The Turkish military operation in its unruly southeast region has now led to the deaths of 102 Kurdish rebels, according to the AFP. A death toll released on Saturday put the number dead at 70, with the army claiming that all the deaths were suspected members of the Kurdistan Workers' Party (PKK). However, five civilians were killed as well, along with two Turkish soldiers who were killed.
The PKK is labeled as a terrorist group by Turkey, the U.S., and the E.U. Ten-thousand troops grouped with tanks were deployed to the southeast region to rout PKK supporters from urban areas.
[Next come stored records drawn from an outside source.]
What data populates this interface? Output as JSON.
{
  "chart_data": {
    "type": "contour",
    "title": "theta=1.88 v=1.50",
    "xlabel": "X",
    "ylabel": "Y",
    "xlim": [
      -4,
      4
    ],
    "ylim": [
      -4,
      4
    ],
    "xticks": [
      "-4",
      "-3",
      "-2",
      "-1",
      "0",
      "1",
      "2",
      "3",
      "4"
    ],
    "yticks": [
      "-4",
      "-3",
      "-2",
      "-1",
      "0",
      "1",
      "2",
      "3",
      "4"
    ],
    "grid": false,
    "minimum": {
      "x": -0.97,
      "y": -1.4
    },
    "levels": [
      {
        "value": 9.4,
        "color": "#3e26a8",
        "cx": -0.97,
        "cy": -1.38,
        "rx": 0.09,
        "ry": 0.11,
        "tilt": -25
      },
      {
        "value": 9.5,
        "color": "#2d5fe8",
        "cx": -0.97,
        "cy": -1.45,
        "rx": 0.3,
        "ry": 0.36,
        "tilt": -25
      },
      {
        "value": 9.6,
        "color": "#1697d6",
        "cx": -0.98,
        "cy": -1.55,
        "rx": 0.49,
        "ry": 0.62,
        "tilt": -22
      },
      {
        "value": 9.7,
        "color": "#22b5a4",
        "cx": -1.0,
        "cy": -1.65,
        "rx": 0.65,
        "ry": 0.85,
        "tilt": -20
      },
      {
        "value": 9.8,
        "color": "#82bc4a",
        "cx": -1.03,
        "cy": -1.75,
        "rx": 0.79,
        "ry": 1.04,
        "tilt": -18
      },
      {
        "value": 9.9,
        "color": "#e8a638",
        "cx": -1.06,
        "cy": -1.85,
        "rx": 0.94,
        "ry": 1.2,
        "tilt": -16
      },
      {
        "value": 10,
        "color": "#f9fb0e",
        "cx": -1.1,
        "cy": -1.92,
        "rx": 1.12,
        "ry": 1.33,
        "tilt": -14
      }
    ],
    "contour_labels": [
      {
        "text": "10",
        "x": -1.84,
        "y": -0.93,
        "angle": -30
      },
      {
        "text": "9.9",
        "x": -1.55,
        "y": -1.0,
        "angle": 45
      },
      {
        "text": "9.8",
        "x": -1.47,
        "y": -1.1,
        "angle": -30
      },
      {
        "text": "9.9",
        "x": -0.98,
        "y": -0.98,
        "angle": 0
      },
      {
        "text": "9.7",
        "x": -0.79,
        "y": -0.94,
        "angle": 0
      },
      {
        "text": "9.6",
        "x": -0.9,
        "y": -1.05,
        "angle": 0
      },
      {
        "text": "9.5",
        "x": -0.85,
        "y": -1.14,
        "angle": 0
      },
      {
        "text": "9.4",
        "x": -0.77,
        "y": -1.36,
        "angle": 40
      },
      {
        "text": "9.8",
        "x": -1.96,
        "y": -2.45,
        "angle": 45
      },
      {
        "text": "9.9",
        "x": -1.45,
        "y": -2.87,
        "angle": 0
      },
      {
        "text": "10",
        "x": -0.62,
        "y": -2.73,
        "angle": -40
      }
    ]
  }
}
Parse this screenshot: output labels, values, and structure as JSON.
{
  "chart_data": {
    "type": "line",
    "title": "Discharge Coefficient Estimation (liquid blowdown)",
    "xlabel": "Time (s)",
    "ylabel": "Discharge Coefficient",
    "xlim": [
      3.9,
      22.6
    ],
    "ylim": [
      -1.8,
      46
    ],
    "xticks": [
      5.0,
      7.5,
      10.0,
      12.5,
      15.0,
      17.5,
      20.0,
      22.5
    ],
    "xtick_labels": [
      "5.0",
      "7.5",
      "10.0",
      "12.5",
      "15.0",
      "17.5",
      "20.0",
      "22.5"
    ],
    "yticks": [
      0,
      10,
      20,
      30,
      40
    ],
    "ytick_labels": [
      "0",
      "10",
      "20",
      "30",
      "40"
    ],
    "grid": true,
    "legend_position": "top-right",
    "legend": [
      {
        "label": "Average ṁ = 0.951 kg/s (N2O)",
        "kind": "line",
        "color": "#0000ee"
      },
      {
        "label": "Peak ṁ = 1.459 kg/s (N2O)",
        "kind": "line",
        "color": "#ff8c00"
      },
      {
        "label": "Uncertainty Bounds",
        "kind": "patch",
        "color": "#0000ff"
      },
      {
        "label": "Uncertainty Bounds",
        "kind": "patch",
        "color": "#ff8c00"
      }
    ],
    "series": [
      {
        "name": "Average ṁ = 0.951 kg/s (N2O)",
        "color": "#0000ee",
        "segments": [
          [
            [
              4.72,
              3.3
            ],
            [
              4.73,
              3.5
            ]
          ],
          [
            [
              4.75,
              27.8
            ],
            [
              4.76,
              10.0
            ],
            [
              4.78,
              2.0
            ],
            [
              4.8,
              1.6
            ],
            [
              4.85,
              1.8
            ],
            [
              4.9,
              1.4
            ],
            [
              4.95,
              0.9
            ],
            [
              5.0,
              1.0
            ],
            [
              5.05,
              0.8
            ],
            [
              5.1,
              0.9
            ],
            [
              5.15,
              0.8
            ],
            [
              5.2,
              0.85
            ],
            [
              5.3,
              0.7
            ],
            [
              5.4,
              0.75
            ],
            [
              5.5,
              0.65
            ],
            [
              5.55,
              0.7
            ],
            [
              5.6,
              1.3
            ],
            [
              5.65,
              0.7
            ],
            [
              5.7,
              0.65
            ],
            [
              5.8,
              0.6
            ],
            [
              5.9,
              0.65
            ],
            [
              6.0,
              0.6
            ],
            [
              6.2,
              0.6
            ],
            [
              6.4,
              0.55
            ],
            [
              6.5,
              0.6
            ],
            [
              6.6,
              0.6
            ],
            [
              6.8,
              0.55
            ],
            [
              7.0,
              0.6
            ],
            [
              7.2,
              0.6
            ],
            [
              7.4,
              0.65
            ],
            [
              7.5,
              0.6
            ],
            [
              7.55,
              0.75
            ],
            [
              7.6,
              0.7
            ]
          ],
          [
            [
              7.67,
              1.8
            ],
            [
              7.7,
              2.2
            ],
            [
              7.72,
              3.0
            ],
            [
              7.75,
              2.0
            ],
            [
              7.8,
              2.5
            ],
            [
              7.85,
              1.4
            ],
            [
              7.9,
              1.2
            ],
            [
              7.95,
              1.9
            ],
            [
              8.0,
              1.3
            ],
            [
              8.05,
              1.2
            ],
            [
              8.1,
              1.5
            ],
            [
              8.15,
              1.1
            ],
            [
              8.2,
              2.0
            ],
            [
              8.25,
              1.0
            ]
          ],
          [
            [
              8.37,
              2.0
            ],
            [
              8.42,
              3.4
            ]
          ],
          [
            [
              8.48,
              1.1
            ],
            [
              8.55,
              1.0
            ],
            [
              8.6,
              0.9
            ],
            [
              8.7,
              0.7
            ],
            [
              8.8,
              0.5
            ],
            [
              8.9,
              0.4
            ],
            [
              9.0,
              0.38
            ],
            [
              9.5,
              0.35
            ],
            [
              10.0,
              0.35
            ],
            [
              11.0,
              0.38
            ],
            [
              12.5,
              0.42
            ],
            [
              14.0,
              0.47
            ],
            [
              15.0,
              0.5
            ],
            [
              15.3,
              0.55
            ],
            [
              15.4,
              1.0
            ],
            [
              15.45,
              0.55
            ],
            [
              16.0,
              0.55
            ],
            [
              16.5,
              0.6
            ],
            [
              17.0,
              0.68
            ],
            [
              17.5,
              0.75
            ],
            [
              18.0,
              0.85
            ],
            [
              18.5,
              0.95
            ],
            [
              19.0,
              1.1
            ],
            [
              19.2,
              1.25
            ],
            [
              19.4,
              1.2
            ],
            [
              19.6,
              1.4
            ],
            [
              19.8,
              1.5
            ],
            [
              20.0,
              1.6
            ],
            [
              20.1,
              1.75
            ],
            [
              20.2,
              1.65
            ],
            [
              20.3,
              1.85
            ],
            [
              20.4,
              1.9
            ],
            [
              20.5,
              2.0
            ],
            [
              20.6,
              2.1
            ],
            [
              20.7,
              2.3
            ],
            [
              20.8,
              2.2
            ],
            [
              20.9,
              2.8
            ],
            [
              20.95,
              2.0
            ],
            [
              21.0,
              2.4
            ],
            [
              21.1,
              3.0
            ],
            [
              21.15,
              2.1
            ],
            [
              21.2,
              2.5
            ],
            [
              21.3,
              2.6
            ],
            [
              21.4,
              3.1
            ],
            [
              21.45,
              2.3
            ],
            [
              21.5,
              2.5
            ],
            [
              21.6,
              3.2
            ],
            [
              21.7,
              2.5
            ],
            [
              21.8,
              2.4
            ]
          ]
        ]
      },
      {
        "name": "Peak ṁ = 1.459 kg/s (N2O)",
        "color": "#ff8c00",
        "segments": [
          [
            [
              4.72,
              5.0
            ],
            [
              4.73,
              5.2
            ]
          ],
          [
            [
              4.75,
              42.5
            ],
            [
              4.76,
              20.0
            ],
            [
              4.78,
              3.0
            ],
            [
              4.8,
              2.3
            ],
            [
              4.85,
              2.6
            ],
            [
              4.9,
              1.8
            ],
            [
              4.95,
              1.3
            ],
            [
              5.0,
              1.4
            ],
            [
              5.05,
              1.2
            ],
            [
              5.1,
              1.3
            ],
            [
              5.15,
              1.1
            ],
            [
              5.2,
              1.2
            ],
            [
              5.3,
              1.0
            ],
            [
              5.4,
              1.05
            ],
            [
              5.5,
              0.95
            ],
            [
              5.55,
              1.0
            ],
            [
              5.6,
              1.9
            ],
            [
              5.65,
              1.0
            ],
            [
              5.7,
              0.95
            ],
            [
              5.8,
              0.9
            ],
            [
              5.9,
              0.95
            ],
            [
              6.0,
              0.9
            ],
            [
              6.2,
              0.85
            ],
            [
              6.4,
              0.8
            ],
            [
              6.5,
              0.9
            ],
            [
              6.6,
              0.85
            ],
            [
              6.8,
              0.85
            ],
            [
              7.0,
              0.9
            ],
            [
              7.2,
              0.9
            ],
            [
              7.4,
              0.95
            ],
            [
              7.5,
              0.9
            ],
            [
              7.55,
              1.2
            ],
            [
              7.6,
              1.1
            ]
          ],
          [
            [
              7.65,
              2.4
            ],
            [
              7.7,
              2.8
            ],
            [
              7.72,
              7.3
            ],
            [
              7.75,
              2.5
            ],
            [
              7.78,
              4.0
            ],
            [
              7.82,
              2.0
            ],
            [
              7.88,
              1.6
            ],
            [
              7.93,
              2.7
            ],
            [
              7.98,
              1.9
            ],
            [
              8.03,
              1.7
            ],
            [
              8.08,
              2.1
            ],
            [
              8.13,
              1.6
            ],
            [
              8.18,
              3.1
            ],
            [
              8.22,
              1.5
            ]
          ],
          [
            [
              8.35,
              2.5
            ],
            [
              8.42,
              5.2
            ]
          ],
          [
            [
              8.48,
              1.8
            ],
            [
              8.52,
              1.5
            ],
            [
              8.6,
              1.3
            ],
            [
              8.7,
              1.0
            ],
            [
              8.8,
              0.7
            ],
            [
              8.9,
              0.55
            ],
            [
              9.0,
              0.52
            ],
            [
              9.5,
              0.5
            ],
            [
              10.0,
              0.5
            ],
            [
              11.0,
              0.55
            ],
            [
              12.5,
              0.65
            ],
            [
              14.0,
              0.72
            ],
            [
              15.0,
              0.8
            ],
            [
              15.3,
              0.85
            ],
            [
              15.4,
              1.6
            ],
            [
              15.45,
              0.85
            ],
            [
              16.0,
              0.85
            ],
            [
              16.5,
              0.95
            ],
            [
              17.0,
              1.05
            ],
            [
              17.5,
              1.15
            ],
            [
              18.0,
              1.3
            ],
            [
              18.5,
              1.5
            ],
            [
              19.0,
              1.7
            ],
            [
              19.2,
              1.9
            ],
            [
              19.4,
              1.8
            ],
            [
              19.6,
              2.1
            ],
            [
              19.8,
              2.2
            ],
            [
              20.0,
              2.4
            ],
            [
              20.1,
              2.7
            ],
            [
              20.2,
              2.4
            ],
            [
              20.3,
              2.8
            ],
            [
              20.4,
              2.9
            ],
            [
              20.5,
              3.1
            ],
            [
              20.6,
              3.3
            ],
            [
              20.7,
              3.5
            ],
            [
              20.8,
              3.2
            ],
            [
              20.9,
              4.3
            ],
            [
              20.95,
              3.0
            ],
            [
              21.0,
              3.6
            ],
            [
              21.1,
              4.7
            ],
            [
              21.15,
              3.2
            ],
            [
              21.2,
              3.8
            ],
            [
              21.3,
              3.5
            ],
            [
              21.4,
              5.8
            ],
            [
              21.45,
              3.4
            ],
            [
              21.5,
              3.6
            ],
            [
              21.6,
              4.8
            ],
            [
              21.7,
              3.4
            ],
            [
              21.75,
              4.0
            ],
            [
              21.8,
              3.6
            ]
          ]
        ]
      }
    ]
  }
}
While they have usually operated in the countryside, they have recently began to focus on towns and cities in the southeast, digging trenches and setting up barricades in the streets, according to France 24. Airstrikes have also been carried out across the border into northern Iraq, where the PKK also have bases.
Protests took place Sunday in Istanbul and Diyarbakir against the military operations, but Turkish police fired tear gas and plastic bullets into the crowds to make them disperse.
A two-year ceasefire between Turkey and the PKK had crumbled in July, with peace talks between the government and the PKK's jailed leader, Abdullah Ocalan, falling apart, leading to the revival of a conflict that has been particularly harmful to the mainly Kurdish southeast region of Turkey for over 30 years. Forty-thousand people have been killed since the Kurdish insurgency in 1984, according to Reuters.
Tanks deployed on hills near Cizre, a town near the Iraqi border, have been shelling PKK targets. Around 300 houses have been damaged, with undetonated mortars embedded in buildings.
Turkish President Tayyip Erdogan has stated that he is pressing on with the offensive, calling for the PKK militants to be "annihilated in their trenches."
"We will not get tired," said Ahmet Davutoglu, Prime Minister of Turkey. "We will fight day and night until all mountains, cities, districts and neighbourhoods of this country are cleansed of terror centres."